Can someone who has used the Lightroom plugin please help me. I purchased this program and when I download the Lightroom plugin and click on it, it asks what program I want to use to open the file and nothing I try works, so I cannont even get it to install to lightroom. I don't know what I am doing wrong.

Hello all,
I purchased this a couple weeks ago and really like it for a couple reasons. Here's how I've implemented it into my workflow.

1) After coming home from a wedding I immediately download all the images and start developing 1:1 in lightroom before hitting the sack.

2)Before spending breakfast with the family, I export the entire wedding JPEGmini and raw files to a travel HD that lives in my car with all unprocessed jobs.

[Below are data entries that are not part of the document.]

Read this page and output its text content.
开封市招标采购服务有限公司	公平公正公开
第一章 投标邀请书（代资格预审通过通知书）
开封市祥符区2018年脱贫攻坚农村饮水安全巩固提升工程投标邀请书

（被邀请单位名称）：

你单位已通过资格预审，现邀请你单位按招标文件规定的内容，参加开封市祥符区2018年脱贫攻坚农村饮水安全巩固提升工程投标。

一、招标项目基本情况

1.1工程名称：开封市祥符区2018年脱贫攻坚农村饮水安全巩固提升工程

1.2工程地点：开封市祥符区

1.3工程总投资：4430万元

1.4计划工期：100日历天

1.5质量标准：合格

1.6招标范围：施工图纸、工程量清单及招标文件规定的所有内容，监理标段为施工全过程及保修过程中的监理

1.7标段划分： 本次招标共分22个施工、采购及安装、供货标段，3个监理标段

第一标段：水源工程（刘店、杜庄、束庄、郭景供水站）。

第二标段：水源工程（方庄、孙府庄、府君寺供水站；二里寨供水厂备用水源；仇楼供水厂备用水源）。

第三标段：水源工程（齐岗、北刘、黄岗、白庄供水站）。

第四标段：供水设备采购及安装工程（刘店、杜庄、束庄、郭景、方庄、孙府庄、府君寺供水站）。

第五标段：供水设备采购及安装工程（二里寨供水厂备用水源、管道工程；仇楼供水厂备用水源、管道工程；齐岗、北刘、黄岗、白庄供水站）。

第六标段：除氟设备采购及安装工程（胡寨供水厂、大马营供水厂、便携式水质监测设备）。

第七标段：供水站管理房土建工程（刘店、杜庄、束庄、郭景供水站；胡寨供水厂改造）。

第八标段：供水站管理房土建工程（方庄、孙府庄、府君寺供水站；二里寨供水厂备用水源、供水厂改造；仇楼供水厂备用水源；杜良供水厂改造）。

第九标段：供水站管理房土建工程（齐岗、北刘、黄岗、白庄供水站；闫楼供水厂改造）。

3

3)After that export is finished, I copy the entire folder(raw files and lightroom catalog) on a second HD. I then upload the unedited JPEGmini images to dphoto.com(I was fortunate to get with this company from day one and I'm grandfathered in on the unlimited space). It's just nice to have oh **** backup copies online if anything would ever happen the hard copies. I've also been sharing this with brides and they are really impressed that I take those steps in making sure I do everything in my power to protect my couples images. I also shoot on 8GB cards in case of a lost or damaged card. Blows my mind wedding photographers shoot on 32gb + cards.

4)After the job is processed, I store high-res files on dphoto.com and Flickr, and I store JPEGmini versions on pixieset(save on storage/cloud cost).

So 2xHD in the house, one travel HD in the car, 3 online backups(2x high-res 1x JPEGmini). ***The files on the travel HD are deleted after the job is finished.

Can't believe I have never seen this program before!